Somehow both delicately and forcefully, Tim pushed me to write about those things. He pushed me to write as a way to make sense of the complicated thoughts and feelings storming inside my head. While he was always supportive, he wasn’t afraid to call out a half-effort or poorly structured argument.
Before Tim, I thought of writing as something done only for a letter grade. Through Tim, I learned to use writing to clarify my own thinking.

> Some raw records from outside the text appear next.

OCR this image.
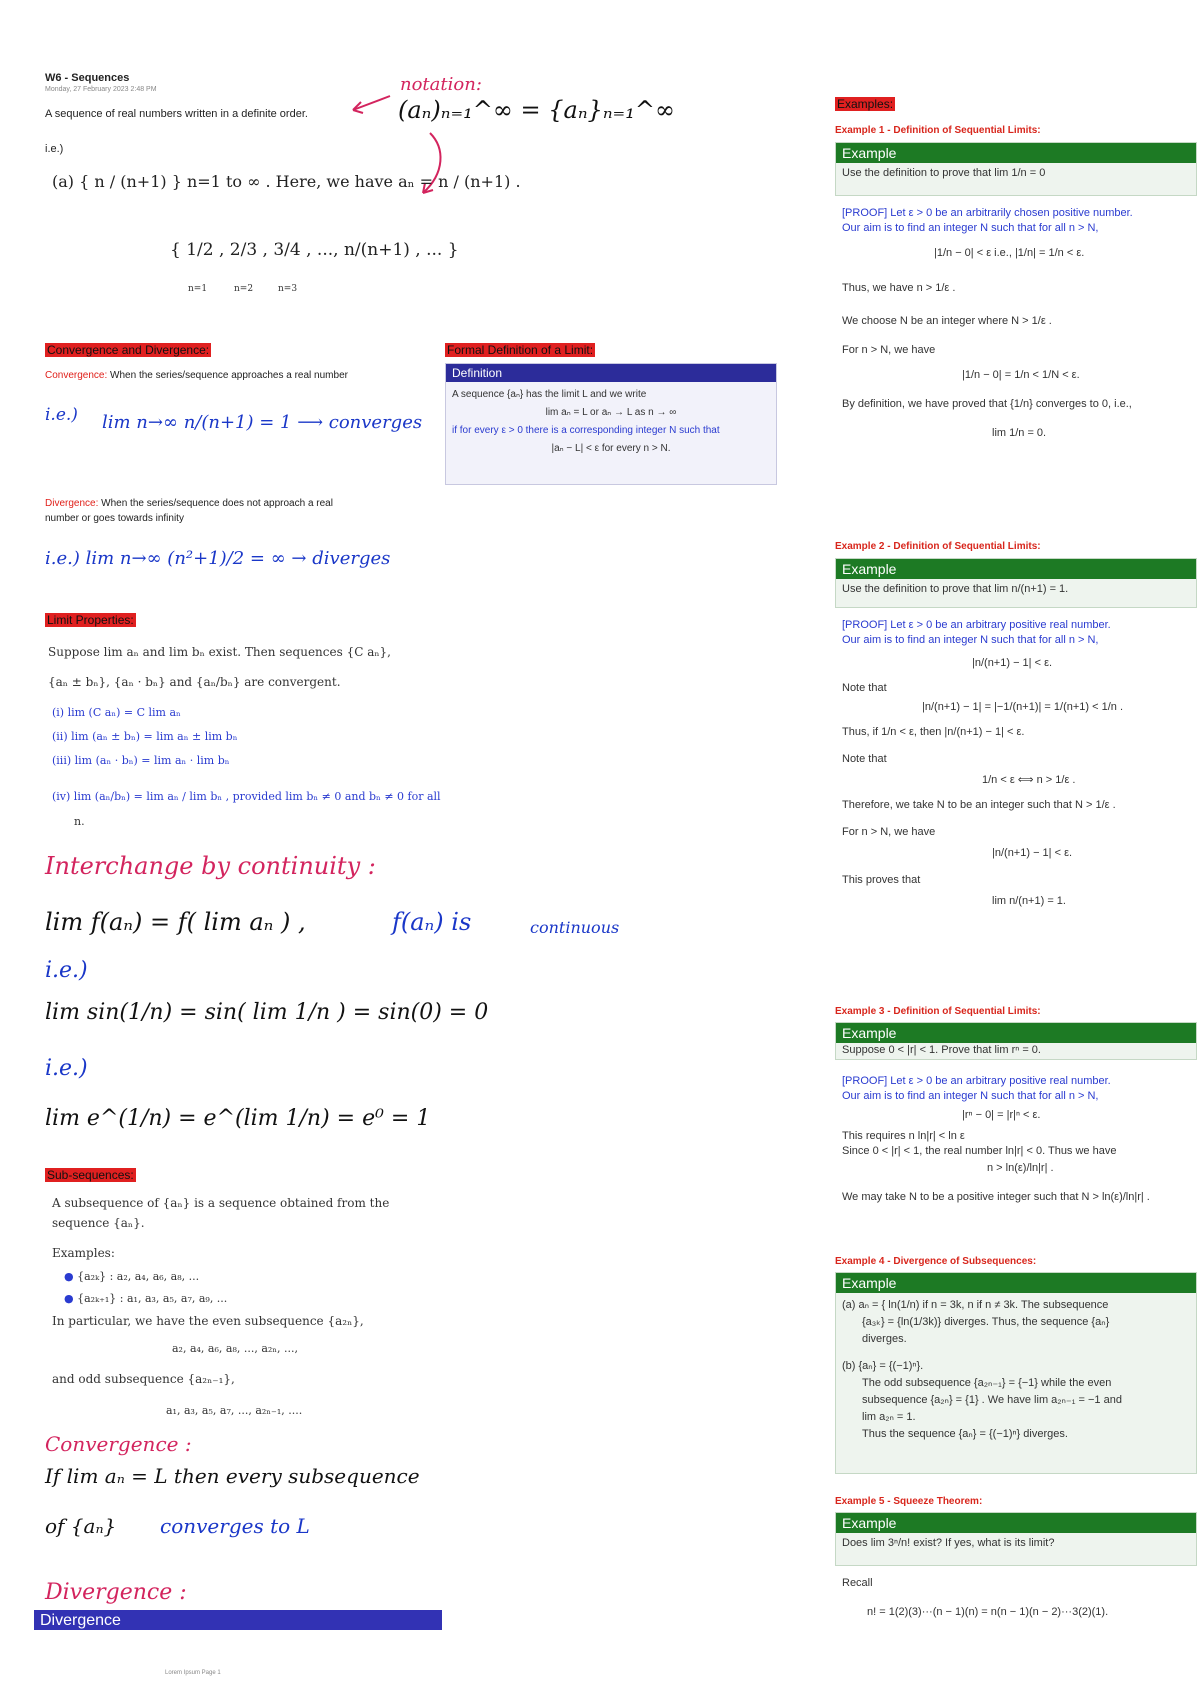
W6 - Sequences
Monday, 27 February 2023 2:48 PM
A sequence of real numbers written in a definite order.
notation:
(aₙ)ₙ₌₁^∞ = {aₙ}ₙ₌₁^∞
i.e.)
(a) { n / (n+1) } n=1 to ∞ . Here, we have aₙ = n / (n+1) .
{ 1/2 , 2/3 , 3/4 , ..., n/(n+1) , ... }
n=1	n=2	n=3
Convergence and Divergence:
Convergence: When the series/sequence approaches a real number
i.e.) lim n→∞ n/(n+1) = 1 ⟶ converges
Divergence: When the series/sequence does not approach a real number or goes towards infinity
i.e.) lim n→∞ (n²+1)/2 = ∞ → diverges
Formal Definition of a Limit:
Definition
A sequence {aₙ} has the limit L and we write
lim aₙ = L or aₙ → L as n → ∞
if for every ε > 0 there is a corresponding integer N such that
|aₙ − L| < ε for every n > N.
Limit Properties:
Suppose lim aₙ and lim bₙ exist. Then sequences {C aₙ},
{aₙ ± bₙ}, {aₙ · bₙ} and {aₙ/bₙ} are convergent.
(i) lim (C aₙ) = C lim aₙ
(ii) lim (aₙ ± bₙ) = lim aₙ ± lim bₙ
(iii) lim (aₙ · bₙ) = lim aₙ · lim bₙ
(iv) lim (aₙ/bₙ) = lim aₙ / lim bₙ , provided lim bₙ ≠ 0 and bₙ ≠ 0 for all
n.
Interchange by continuity :
lim f(aₙ) = f( lim aₙ ) ,	f(aₙ) is	continuous
i.e.)
lim sin(1/n) = sin( lim 1/n ) = sin(0) = 0
i.e.)
lim e^(1/n) = e^(lim 1/n) = e⁰ = 1
Sub-sequences:
A subsequence of {aₙ} is a sequence obtained from the
sequence {aₙ}.
Examples:
● {a₂ₖ} : a₂, a₄, a₆, a₈, ...
● {a₂ₖ₊₁} : a₁, a₃, a₅, a₇, a₉, ...
In particular, we have the even subsequence {a₂ₙ},
a₂, a₄, a₆, a₈, ..., a₂ₙ, ...,
and odd subsequence {a₂ₙ₋₁},
a₁, a₃, a₅, a₇, ..., a₂ₙ₋₁, ....
Convergence :
If lim aₙ = L then every subsequence
of {aₙ} converges to L
Divergence :
Divergence
Lorem Ipsum Page 1
Examples:
Example 1 - Definition of Sequential Limits:
Example
Use the definition to prove that lim 1/n = 0
[PROOF] Let ε > 0 be an arbitrarily chosen positive number.
Our aim is to find an integer N such that for all n > N,
|1/n − 0| < ε i.e., |1/n| = 1/n < ε.
Thus, we have n > 1/ε .
We choose N be an integer where N > 1/ε .
For n > N, we have
|1/n − 0| = 1/n < 1/N < ε.
By definition, we have proved that {1/n} converges to 0, i.e.,
lim 1/n = 0.
Example 2 - Definition of Sequential Limits:
Example
Use the definition to prove that lim n/(n+1) = 1.
[PROOF] Let ε > 0 be an arbitrary positive real number.
Our aim is to find an integer N such that for all n > N,
|n/(n+1) − 1| < ε.
Note that
|n/(n+1) − 1| = |−1/(n+1)| = 1/(n+1) < 1/n .
Thus, if 1/n < ε, then |n/(n+1) − 1| < ε.
Note that
1/n < ε ⟺ n > 1/ε .
Therefore, we take N to be an integer such that N > 1/ε .
For n > N, we have
|n/(n+1) − 1| < ε.
This proves that
lim n/(n+1) = 1.
Example 3 - Definition of Sequential Limits:
Example
Suppose 0 < |r| < 1. Prove that lim rⁿ = 0.
[PROOF] Let ε > 0 be an arbitrary positive real number.
Our aim is to find an integer N such that for all n > N,
|rⁿ − 0| = |r|ⁿ < ε.
This requires n ln|r| < ln ε
Since 0 < |r| < 1, the real number ln|r| < 0. Thus we have
n > ln(ε)/ln|r| .
We may take N to be a positive integer such that N > ln(ε)/ln|r| .
Example 4 - Divergence of Subsequences:
Example
(a) aₙ = { ln(1/n) if n = 3k, n if n ≠ 3k. The subsequence
{a₃ₖ} = {ln(1/3k)} diverges. Thus, the sequence {aₙ}
diverges.
(b) {aₙ} = {(−1)ⁿ}.
The odd subsequence {a₂ₙ₋₁} = {−1} while the even
subsequence {a₂ₙ} = {1} . We have lim a₂ₙ₋₁ = −1 and
lim a₂ₙ = 1.
Thus the sequence {aₙ} = {(−1)ⁿ} diverges.
Example 5 - Squeeze Theorem:
Example
Does lim 3ⁿ/n! exist? If yes, what is its limit?
Recall
n! = 1(2)(3)···(n − 1)(n) = n(n − 1)(n − 2)···3(2)(1).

Jerry Smith and Bill Aris, XC/T&F, ’97 – ’01
Jerry was my first high school coach (’97 – ’99) and Bill was my last (’99 – ’01). I don’t know where or who I’d be without them.
Jerry got me on the track and got me to care about something more than I cared about my own comfort and convenience. Bill got me to do the work and show up when it counted.
Together, they built one of the best running programs in the history of high school sports. I feel so lucky to have been a part of it.
Mark McGuigan, Economics, ’00 – ’01
Mark taught my senior-year economics class. I recall a relaxed but engaged learning environment. He made economics accessible and fun.
To teach us about sunk costs, he told us about his decision to leave law school after only one week. I often think of sunk costs when making tough decisions, and when I do, I think of Mark.
There was one unintended consequence of Mark’s excellent teaching: he inadvertently convinced hundreds of graduating seniors into thinking they’d be econ majors, only to realize in college that they didn’t like economics as much as they liked Mark McGuigan.
Gene Hendrix, Organization & Management, ’10
I met Gene through the Berkeley Extension business certificate program. He taught a Saturday class in Redwood City, which I expected to be an uneventful checkpoint on my way to a top-tier business school.
Gene shattered that assumption in the first class. He was the most animated, opinionated, and unconventional teacher I ever had. His courses (I went on to take a second) were the most active, engaging, and memorable in the program. I’d work all week long and want to go to his Saturday workshops. They were that good.
Gene took “learn by do” one step further: learn by try. Learning wasn’t passive, theoretical, or time-bound; it was active, applied, and never-ending. He gave me the courage to skip business school and instead pursue on-the-job learning. My brain and bank account are much richer for it.
For me, at least, these teachers made an impact not by the subjects they taught but by virtue of who they were and what they were about. The subjects were almost incidental. They were the things that got us to the thing.
I don’t claim to know the purpose of education, but part of it, I think, is helping people discover things they love to do, teaching them to do those things well, and in a small but significant way, tending a collective curiosity that never goes out but is always under siege.
To the teachers listed above as well as the countless others who tend the fire, thank you.